Switch to Threaded View
Pig, mail # dev - Including wonderdog in Pig contrib


Copy link to this message
-
Re: Including wonderdog in Pig contrib
Jeremy Hanna 2012-07-11, 05:45

On Jul 10, 2012, at 12:58 PM, Daniel Dai wrote:

> Who's the author for Wonderdog?
Jacob Perkins wrote Wonderdog while he was at Infochimps.  I'll CC him on the thread because I don't know that he subscribes to the dev list.  Jacob - did you want to chime in here?

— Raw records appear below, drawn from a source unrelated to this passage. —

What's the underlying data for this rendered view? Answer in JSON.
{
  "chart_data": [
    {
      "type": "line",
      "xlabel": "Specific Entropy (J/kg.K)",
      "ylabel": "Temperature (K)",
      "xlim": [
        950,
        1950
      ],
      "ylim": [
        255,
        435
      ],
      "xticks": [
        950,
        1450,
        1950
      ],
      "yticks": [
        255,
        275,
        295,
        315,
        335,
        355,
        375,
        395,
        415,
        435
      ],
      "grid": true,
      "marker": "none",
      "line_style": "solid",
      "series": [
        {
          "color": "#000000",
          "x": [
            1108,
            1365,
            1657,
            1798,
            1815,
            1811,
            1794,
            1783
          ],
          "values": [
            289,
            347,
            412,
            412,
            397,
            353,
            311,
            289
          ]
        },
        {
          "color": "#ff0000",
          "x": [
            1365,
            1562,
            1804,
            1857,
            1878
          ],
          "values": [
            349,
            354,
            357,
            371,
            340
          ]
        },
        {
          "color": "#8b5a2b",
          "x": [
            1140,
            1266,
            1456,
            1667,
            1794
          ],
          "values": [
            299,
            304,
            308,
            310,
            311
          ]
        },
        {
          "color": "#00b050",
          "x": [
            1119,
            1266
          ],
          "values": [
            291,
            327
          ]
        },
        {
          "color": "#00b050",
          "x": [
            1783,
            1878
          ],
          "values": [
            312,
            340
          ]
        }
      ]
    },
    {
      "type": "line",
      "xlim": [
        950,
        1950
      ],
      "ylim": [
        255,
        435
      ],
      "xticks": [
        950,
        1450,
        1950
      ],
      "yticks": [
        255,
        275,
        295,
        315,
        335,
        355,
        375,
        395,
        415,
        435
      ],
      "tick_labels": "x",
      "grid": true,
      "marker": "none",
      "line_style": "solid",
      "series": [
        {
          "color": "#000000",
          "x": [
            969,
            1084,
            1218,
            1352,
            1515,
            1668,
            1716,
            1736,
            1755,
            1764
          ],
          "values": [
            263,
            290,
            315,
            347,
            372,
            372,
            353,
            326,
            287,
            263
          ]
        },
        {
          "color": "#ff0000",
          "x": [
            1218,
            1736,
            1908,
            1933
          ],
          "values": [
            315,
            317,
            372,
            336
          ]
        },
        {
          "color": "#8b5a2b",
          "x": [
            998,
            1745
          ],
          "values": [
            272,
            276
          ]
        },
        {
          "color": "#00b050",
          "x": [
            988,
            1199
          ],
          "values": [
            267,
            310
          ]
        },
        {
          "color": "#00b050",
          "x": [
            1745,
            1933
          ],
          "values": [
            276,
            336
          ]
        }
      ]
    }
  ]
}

> Can Russell or the author talk about
> it in our next hackthon? Also we need to discuss with the author about
> it.
>
> On Tue, Jul 10, 2012 at 9:23 AM, Alan Gates <[EMAIL PROTECTED]> wrote:
>> From https://issues.apache.org/jira/browse/PIG-2803 posted yesterday by Russell.  I'm copying it here because I think we need to discuss this and decide what we want to do:
>>
>> I propose to add Wonderdog to Pig contrib/
>> Wonderdog is an Apache 2.0 licensed project that adds Hadoop and Pig integration for ElasticSearch. This lets you index any Pig relation with a single UDF call, which is very powerful. Both writing searchable indexes and loading based on search queries is supported.
>> More information on Wonderdog is available at https://github.com/infochimps-labs/wonderdog and a great introduction to ElasticSearch is available at http://www.elasticsearchtutorial.com/elasticsearch-in-5-minutes.html
>> Wonderdog broke in Pig 0.10.0, and was patched to work here: https://github.com/infochimps-labs/wonderdog/pull/9 Even still, there is the issue of Pig creating schema files when storing and loading JSON that must be manually removed to make Wonderdog go.
>> Moving forward, I would like the Pig project to maintain Wonderdog in contrib/ and verify that it works with each version increment. Wonderdog is an incredibly useful library that is license compatible with Pig itself. Along with ElasticSearch, it adds the ability for any user to index his Pig relations and to load subsets of data by pushing search queries down to ElasticSearch.
>> I use Wonderdog in production and in my book, so I volunteer to do the maintenance on contrib/wonderdog.